A Data-Driven Exploration of Elevation Cues in HRTFs: An Explainable AI Perspective Across Multiple Datasets
Juan Antonio De Rus, Mario Montagud, Jesus Lopez-Ballester, Francesc J. Ferri, Maximo Cobos
TL;DR
This study tackles elevation localization in binaural HRTFs by pairing a simple, interpretable 1D-CNN with explainable AI (CAM) applied across 11 public HRTF datasets, covering over 600 subjects. It systematically compares multiple HRTF pre-processing strategies and evaluates both in-domain and cross-domain generalization, identifying spectral bands that consistently drive elevation classification into seven sectors. The authors reveal that high-frequency bands above about 5 kHz reliably aid elevation discrimination, while 1–5 kHz bands contribute for frontal and lateral directions, with ERB-based filtering and broad data diversity improving cross-dataset robustness. The work offers practical guidance for cross-dataset HRTF modeling and interpretable spectral-cue analysis, suggesting future listening tests and architecture explorations to further link saliency findings to human perception.
Abstract
Precise elevation perception in binaural audio remains a challenge, despite extensive research on head-related transfer functions (HRTFs) and spectral cues. While prior studies have advanced our understanding of sound localization cues, the interplay between spectral features and elevation perception is still not fully understood.

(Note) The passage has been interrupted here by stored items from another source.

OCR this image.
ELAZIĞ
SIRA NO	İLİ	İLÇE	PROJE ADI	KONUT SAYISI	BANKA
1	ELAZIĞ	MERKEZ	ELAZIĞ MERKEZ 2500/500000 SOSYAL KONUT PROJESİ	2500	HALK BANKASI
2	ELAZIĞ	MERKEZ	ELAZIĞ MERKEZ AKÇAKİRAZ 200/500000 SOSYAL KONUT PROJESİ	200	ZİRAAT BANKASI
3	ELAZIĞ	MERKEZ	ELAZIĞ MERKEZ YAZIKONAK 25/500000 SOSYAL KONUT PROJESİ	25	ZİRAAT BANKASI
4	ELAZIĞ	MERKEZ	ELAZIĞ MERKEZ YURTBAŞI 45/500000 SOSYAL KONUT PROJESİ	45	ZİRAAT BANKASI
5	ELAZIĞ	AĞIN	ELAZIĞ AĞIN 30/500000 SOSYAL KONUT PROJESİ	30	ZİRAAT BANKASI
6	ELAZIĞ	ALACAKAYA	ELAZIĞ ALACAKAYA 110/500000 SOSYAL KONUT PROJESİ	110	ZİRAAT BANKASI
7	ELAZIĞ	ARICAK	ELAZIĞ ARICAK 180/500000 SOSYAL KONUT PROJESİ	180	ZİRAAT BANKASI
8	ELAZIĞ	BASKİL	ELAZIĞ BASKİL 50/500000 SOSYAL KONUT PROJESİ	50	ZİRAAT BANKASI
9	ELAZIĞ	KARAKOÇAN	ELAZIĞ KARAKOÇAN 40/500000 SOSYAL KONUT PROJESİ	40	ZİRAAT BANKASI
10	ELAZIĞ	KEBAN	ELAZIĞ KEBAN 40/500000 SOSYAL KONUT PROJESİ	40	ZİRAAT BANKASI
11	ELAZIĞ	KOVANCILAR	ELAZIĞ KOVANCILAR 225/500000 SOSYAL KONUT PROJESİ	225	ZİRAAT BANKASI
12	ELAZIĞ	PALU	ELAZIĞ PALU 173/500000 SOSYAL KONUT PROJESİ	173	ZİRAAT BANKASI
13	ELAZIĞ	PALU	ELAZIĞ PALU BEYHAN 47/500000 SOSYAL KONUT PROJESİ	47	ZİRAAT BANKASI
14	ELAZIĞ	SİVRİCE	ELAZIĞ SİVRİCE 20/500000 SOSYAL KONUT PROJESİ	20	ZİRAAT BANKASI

This paper presents a comprehensive analysis of over 600 subjects from 11 diverse public HRTF datasets, employing a convolutional neural network (CNN) model combined with explainable artificial intelligence (XAI) techniques to investigate elevation cues. In addition to testing various HRTF pre-processing methods, we focus on both within-dataset and inter-dataset generalization and explainability, assessing the model's robustness across different HRTF variations stemming from subjects and measurement setups. By leveraging class activation mapping (CAM) saliency maps, we identify key frequency bands that may contribute to elevation perception, providing deeper insights into the spectral features that drive elevation-specific classification. This study offers new perspectives on HRTF modeling and elevation perception by analyzing diverse datasets and pre-processing techniques, expanding our understanding of these cues across a wide range of conditions.